= Amanda Yiyen =

Taiwanese pianist and singer-songwriter

Amanda Wu (吳苡嫣; born December 23, 1982) is a Taiwanese jazz/classical pianist, singer-songwriter, arranger, fashion influencer, and inspirational speaker. She is the first and only Taiwanese musician to be selected by Cirque Du Soleil. At 28 years old, she was invited to give a speech and perform at TEDxTaipei on the topic "The Power of Journey". Wu is well known for creating eclectic, Jazzy-pop style of music with deep classical influence.

== Early life ==
Born in Taichung City, Wu grew up in Taiwan and studied classical piano and oboe at the top music schools. She began her music career young when she enrolled in the prestigious music elementary school Gung Fu. Since she was eight years old, Yiyen has achieved awards in piano, oboe, singing, composition and speech. In 1991, 1992, and 1995, Yiyen was chosen to be the representative of Taiwan to perform her composition at the Asia Oceanic Junior Original Concert (AOJOC).

By the time Yiyen reached the age of 15, she was accepted with the highest scores into the Tainan National University of the Arts. That summer, she played the oboe and toured with the Taiwan Youth Orchestra throughout France, Austria, Hungary and Romania.

At the age of 20, she attended McGill University in Montreal, Canada, and graduated in 2006 with a bachelor's degree in music, with a concentration on Jazz Piano.

== Musical career ==
Wu has been invited by the American National Symphony Orchestra as the pianist and keyboardist to perform with celebrity musicians, including Italian vocalist Andrea Bocelli, Hollywood soundtrack composer George Fenton, Japanese animation soundtrack composer Joe Hisaishi, DJ/author Shiuan Liu, and singer-songwriter Joanna Wang. In 2011, she arranged the album The Adventures of Bernie the Schoolboy for Wang.

She has released one album and two EPs, including Jazz without Time Zones (2010), original series The Journey On Earth, Vol.1: Unknown (2014), and Vol.2: Stories of Time (2017).

== Transitional career ==
At 30 years old, she moved to New York City and obtained an Alien with Extraordinary Ability Visa, also known as a genius visa.

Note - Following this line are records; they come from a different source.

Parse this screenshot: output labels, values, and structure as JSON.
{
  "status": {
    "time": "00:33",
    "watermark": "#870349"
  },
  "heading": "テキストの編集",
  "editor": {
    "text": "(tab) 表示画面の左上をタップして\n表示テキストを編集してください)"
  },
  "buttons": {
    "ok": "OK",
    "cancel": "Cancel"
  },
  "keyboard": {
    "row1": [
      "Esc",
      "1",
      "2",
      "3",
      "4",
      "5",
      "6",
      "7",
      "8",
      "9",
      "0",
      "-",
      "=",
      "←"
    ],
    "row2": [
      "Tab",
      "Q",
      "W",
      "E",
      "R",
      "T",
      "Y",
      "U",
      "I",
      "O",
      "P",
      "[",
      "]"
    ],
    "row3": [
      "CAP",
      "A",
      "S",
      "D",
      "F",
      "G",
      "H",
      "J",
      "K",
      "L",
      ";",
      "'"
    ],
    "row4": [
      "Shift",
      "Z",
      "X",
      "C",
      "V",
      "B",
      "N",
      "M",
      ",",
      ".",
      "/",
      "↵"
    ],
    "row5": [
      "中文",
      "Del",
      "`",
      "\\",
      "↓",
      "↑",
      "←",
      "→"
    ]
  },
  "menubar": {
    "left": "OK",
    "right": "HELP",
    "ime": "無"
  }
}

Yiyen became influenced by the vibrant city, developing an appreciation for fashion and business. She collaborated with mixing engineer Paul Wickliffe to produce her original EP, The Journey on Earth, Vol 1: Unknown. Shortly after, she was chosen by Cirque Du Soleil for a second time as an oboist and backup vocalist. She also travelled to Europe to collaborate with the producer of the German band Jazzanova.

At 34, Amanda Yiyen expanded her brand name beyond her music career. She is currently residing in New York City as a creative entrepreneur, fashion influencer, and spiritual mentor through her blog.